This simplifies the issue and makes it more tangible.
Due to fundament physical limits on the efficiency with which matter
can be moved [@mackay_sustainable_2009], and a limited supply of energy
(especially pertinent in an era of resource over-extraction and
climate change), such physical transport
will always be limited to some degree by distance.
This notion of travel frequency tending to zero as distance tends to
infinity, present in the 'friction of distance' terminology, is also
encapsulated by the more recent phrase 'distance decay' used in this paper.

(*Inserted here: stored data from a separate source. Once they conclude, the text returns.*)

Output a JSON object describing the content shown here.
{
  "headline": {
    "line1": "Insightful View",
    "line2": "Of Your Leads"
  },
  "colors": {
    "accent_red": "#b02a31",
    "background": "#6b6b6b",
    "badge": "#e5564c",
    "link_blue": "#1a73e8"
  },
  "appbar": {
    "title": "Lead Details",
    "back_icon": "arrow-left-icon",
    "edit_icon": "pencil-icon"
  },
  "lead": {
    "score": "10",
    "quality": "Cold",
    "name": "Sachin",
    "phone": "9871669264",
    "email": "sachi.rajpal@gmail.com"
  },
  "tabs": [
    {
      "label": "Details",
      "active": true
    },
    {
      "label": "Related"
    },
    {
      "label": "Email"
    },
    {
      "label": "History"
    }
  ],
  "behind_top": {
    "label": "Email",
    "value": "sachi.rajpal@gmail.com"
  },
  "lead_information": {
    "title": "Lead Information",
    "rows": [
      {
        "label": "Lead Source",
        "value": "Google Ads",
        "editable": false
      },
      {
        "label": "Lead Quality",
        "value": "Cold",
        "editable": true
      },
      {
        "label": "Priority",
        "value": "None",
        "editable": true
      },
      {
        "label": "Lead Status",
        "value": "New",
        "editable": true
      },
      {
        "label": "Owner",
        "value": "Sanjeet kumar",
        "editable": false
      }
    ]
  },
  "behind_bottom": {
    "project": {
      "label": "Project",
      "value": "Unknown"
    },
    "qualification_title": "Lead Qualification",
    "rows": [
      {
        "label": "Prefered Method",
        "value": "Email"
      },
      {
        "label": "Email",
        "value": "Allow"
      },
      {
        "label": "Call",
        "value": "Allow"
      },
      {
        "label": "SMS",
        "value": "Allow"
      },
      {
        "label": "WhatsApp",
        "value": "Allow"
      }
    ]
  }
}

## The friction of distance
The concept of the 'friction of distance' has been in use for over 100
enjoying steady (albeit slowing) growth in use until the early 2000s
(Fig. 1). The term helps to explain why Tobler's Law is true,
implying that it is more *difficult* (e.g. in terms of energy use)
for distant things to interact. 'Friction' is thus defined as
"the difficulty of moving a volume (passengers or goods)"
[@Muvingi2012].
The friction of distance is predominantly used as a synonym for $dd$,
and to some extent the slowing use of the term illustrated in Fig. 1
can be seen as a consequence of the latter simply replacing the former.
@cliff_evaluating_1974, for example, refer to "the friction of distance
parameter in gravity models" whereas @griffith_explorations_1980 and @McCall2006
refer to 'distance decay' in spatial interaction and gravity models
respectively: the terms are largely interchangeable.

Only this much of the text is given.